UPDATE 2: Wait, wait, the employment rate is not 8.3%.  It's 8.254%, according to Obama's economic advisor Alan Krueger.  Oh.  Well, in that case, we feel so much better.  Or not. 

UPDATE 1: CBS News called this Economic Recovery "the worst economic recovery America has ever had." Ouch.

This morning, the July jobs numbers were released by the Bureau of Labor Statistics.  To nobody’s surprise, the numbers told a story of a worsening economy.  The unemployment rate creeped up to 8.3%.  Employers added 163,000 jobs, but the labor pool contracted again by 150,000 people.  And, as usual, the previous month’s jobs numbers were revised downward from 80,000 jobs added to just 64,000 jobs added.

As a side note, we can’t wait to see how many jobs weren’t actually added in July in the August jobs numbers.

The press release from the Bureau of Labor Statistics noted that “the unemployment rate was essentially unchanged at 8.3 percent”.  We would encourage the Obama Administration to ask the 150,000 workers who are no longer employed about how “unchanged” things are. 

According to the Wall Street Journal, “a further worrying sign came in the count of persons counted as employed, which fell 195,000 last month.”  The article also explained the U-6, or broader unemployment rate:

“…the broader unemployment rate, known as the “U-6″ for its data classification by the Labor Department, was up to 15% in July.
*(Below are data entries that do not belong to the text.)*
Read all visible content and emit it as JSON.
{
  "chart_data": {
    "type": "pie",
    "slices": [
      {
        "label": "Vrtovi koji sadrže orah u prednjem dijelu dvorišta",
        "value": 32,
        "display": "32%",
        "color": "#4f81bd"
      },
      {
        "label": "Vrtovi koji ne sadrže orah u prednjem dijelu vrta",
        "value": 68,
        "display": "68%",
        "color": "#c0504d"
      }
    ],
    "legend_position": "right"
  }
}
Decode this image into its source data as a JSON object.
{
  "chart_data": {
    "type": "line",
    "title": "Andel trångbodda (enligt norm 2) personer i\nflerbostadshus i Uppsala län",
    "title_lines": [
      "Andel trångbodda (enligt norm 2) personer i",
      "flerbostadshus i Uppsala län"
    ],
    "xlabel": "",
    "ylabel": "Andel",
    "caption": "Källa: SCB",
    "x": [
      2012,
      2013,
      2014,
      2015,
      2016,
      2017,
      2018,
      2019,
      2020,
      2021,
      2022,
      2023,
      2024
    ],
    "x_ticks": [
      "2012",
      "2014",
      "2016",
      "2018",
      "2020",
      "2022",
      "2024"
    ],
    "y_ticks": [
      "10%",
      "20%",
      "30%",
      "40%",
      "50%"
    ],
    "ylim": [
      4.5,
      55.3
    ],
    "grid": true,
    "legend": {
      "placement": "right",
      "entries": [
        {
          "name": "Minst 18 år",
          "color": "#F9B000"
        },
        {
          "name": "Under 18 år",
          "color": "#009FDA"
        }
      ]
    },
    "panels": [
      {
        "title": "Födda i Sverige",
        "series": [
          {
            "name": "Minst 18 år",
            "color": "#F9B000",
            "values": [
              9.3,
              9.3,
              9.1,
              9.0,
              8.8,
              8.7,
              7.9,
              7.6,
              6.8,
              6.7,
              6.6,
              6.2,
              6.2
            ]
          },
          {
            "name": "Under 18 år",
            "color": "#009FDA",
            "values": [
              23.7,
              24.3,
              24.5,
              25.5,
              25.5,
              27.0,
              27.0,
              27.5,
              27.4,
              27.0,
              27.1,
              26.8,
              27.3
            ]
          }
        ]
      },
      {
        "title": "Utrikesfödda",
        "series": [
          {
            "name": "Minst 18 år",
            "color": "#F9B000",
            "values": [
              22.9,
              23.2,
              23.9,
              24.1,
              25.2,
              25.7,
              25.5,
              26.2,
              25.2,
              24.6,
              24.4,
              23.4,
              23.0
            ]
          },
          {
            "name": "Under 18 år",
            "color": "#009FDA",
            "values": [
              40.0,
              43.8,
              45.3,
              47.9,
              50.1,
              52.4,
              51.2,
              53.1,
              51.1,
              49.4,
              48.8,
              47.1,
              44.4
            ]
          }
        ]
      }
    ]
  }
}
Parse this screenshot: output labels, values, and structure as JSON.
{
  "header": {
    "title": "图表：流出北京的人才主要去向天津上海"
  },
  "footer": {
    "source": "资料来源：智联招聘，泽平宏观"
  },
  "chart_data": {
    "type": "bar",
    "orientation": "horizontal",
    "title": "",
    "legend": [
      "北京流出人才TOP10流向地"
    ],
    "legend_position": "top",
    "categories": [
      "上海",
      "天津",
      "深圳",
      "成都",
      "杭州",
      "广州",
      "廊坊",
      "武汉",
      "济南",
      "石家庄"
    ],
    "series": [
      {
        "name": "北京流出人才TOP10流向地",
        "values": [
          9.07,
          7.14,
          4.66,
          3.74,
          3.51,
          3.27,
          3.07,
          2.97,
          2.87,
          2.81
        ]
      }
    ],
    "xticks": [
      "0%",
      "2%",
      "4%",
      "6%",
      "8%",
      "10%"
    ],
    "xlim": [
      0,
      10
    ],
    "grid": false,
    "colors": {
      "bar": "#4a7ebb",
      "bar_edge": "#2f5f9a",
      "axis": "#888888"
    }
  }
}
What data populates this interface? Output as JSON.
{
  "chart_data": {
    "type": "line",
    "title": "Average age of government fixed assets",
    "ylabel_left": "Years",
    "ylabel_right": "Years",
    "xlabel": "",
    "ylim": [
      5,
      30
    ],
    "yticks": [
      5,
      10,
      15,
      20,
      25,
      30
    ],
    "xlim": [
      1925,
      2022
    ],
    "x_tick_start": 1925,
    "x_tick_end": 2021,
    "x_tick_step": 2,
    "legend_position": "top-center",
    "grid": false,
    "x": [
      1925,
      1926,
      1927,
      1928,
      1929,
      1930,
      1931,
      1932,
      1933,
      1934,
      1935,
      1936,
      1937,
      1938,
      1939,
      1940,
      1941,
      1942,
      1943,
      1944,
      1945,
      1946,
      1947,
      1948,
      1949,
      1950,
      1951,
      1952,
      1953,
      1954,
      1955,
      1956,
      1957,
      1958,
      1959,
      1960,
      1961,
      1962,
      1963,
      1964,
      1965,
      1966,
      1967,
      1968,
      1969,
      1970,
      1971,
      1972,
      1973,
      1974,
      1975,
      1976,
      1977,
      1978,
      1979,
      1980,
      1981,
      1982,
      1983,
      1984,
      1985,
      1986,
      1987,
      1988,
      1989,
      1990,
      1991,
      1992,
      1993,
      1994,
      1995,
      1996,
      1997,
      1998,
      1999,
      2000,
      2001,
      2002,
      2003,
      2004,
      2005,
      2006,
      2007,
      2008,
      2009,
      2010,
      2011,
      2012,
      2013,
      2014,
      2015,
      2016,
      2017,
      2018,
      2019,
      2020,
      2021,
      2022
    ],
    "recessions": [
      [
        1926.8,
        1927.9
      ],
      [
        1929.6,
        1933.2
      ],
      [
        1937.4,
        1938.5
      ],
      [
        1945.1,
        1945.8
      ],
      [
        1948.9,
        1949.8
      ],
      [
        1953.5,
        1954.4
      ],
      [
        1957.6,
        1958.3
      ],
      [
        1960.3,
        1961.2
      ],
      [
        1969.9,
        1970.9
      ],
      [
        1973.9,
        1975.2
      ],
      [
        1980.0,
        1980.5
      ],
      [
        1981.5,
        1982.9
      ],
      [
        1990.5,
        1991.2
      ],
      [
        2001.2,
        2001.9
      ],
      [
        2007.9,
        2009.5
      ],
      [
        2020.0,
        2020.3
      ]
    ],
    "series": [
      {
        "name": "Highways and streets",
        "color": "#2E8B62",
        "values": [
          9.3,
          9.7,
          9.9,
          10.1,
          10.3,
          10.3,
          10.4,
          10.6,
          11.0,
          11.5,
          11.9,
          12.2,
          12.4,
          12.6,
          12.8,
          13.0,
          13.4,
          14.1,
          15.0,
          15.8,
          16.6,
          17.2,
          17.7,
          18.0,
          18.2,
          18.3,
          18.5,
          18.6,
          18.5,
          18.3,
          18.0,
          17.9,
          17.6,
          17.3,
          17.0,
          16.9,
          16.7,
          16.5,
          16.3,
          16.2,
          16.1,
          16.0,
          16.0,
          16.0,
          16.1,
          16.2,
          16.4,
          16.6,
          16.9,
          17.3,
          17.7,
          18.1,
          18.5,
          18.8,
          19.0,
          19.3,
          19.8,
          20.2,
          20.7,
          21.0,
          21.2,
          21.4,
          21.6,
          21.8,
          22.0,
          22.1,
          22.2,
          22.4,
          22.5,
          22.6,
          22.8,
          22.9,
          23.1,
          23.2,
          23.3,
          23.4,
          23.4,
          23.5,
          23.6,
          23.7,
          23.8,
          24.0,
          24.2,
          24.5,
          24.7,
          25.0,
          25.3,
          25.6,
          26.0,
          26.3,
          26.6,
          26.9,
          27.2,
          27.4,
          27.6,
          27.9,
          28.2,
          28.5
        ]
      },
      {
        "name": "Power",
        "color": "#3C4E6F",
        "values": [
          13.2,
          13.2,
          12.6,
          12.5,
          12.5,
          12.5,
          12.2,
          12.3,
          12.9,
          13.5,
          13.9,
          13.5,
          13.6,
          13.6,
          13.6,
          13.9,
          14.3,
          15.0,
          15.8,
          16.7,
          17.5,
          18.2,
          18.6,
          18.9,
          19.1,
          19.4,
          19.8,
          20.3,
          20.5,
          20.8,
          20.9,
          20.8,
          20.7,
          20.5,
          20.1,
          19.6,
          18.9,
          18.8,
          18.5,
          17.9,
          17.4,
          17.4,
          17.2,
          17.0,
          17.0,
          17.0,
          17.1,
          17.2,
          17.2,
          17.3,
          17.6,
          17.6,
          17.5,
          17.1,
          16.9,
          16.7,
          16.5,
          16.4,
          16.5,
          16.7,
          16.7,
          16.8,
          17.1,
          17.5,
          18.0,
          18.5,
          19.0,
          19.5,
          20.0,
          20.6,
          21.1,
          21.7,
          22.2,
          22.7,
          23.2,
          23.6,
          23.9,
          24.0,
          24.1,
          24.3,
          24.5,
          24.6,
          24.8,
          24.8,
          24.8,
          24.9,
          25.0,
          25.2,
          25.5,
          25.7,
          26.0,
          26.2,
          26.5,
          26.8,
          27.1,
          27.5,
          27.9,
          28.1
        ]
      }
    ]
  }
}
The U-6 figure includes everyone in the official rate plus “marginally attached workers” — those who are neither working nor looking for work, but say they want a job and have looked for work recently; and people who are employed part-time for economic reasons, meaning they want full-time work but took a part-time schedule instead because that’s all they could find.”

Of course, these numbers must also be disappointing for President Obama, who predicted a 5.6% unemployment rate in July 2012 with his stimulus, and just 6% without it.  At that time, we had an 8.3% unemployment rate.  We still have an 8.3% unemployment rate.  The stimulus has made no difference. 

Is this finally the death knell for Keynesian economics?  And, is this the funeral dirge for the Obama presidency, since he said in 2008 that failure to fix the economy would make his presidency a “one-term proposition”?  The War on Jobs is certainly his legacy.